Light-Duty Day for ISS Crew, Expedition 21 to Launch Wednesday Morning

Sep 29, 2009
Launch pad engineers watch as the Soyuz rocket is rolled onto the launch pad at the Baikonur Cosmodrome in Kazakhstan. Photo Credit: NASA/Bill Ingalls

(PhysOrg.com) -- The Expedition 20 crew members had a light-duty work day and performed a variety of maintenance and science-related tasks Monday as they prepare for a busy week aboard the International Space Station.

Flight Engineer Frank De Winne installed cables to prepare for the set up of the new Combined Operational Load Bearing External Resistance Treadmill (COLBERT) that arrived aboard during STS-128.

The crew members unpacked many of the COLBERT treadmill’s components and started the lengthy assembly process. They will be occupied with the assembly and outfitting of the treadmill in the Harmony node throughout the week.

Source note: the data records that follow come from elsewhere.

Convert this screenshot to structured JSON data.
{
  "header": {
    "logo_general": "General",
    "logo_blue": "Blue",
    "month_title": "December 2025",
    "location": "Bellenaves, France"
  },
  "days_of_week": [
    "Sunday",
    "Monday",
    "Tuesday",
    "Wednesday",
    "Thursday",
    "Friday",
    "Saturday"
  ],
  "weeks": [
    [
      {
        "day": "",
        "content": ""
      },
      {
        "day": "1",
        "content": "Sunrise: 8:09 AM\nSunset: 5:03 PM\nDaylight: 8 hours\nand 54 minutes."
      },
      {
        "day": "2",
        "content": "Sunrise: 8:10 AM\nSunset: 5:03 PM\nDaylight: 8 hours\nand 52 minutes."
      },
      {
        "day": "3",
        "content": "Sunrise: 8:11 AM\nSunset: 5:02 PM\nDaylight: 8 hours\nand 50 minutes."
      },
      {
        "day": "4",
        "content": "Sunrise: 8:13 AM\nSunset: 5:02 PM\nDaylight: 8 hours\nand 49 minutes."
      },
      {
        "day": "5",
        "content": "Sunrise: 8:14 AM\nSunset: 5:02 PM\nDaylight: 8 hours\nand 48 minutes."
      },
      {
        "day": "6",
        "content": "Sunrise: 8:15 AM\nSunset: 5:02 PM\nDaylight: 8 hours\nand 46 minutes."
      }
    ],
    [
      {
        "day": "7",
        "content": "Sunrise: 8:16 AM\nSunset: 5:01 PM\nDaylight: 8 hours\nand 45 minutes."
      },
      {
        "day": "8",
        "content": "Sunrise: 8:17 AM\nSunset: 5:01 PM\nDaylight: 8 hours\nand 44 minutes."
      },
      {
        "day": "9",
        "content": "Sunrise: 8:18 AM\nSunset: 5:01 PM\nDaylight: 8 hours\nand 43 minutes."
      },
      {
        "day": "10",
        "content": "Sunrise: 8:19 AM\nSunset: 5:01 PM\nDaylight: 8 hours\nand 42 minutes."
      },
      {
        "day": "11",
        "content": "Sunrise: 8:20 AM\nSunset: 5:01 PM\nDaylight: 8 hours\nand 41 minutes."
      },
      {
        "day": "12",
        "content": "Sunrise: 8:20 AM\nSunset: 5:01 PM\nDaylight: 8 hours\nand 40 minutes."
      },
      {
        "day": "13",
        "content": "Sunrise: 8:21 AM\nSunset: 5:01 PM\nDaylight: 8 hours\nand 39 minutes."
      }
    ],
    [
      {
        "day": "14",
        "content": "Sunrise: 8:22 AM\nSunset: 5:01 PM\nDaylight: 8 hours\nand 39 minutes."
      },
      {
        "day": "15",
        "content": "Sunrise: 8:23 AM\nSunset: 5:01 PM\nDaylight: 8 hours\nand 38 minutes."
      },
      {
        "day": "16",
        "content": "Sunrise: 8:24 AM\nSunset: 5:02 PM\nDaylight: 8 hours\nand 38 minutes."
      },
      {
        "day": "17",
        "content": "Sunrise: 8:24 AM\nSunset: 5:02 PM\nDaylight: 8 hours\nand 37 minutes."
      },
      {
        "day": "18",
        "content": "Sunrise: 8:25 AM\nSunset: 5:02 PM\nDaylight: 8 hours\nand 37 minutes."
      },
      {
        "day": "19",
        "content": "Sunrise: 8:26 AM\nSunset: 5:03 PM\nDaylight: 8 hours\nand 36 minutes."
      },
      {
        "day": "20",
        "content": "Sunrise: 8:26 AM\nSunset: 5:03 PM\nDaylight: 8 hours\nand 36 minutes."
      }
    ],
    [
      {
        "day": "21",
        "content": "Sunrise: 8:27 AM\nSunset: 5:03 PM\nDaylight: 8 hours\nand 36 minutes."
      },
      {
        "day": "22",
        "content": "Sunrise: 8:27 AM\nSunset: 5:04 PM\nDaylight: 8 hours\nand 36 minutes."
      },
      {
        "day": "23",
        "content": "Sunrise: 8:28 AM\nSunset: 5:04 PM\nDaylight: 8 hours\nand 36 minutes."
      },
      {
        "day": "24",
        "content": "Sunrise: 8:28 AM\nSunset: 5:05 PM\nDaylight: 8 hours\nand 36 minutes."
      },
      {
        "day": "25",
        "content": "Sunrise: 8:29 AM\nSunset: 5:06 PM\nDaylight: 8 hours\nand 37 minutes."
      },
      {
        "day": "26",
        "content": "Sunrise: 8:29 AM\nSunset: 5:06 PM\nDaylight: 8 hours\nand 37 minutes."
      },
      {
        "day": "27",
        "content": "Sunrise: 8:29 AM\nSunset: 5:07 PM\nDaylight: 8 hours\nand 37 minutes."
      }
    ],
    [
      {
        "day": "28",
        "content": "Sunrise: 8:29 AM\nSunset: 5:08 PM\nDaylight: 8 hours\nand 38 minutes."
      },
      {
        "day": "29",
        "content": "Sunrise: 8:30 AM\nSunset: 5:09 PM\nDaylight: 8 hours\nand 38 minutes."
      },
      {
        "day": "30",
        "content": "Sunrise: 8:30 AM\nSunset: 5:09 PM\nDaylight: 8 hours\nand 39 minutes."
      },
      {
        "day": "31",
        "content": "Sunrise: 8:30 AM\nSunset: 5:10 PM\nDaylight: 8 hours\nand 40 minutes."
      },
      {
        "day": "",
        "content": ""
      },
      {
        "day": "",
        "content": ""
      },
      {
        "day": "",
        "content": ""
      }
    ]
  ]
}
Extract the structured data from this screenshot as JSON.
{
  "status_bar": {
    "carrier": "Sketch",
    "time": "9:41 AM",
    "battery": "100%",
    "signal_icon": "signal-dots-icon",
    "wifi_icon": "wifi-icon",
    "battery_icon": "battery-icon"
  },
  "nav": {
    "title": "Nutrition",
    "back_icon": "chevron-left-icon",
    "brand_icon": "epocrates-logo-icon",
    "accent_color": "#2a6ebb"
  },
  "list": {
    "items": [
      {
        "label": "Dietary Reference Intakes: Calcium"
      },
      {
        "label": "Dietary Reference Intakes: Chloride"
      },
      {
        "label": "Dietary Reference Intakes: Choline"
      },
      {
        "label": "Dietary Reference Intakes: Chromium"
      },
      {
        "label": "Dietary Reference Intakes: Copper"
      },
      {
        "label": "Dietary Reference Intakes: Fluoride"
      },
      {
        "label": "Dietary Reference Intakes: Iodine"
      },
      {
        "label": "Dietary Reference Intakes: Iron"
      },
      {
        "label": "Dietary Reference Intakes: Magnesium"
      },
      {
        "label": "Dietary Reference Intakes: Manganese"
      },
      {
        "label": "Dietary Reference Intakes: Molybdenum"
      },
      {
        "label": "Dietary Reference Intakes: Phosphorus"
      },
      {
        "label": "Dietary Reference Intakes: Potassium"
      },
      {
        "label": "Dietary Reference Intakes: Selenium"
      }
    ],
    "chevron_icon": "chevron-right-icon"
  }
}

The Canadian-built Special Purpose Dexterous Manipulator (DEXTRE) had its first significant workout today. It will be commanded to perform various manipulative tasks over the next three days in advance of maintenance work on a remote power control module component scheduled for next year.

Commander Gennady Padalka and Flight Engineer Michael Barratt reviewed Soyuz descent procedures as they move into the final two weeks of their half year aboard the station. They are scheduled to leave in the Soyuz TMA-14 spacecraft the night of Oct. 10 and land in Kazakhstan early the next day.

Meanwhile, the Expedition 21 crew, Flight Engineers Maxim Suraev and Jeffrey Williams, and spaceflight participant Guy Laliberte prepared for Wednesday’s 3:14 a.m. EDT launch to the station from the Baikonur Cosmodrome in Kazakhstan. They are scheduled to arrive and dock to the station on Friday.

The Soyuz TMA-16 spacecraft was transported from its assembly building at the on Monday to the Site 254 and rotated from its horizontal position on its railcar to its vertical position on the pad.

The ISS Progress 34 cargo craft, filled with trash, was deorbited Sunday at 5:33 a.m. and burned up in the Earth’s atmosphere over the Pacific. It undocked automatically from the station last week.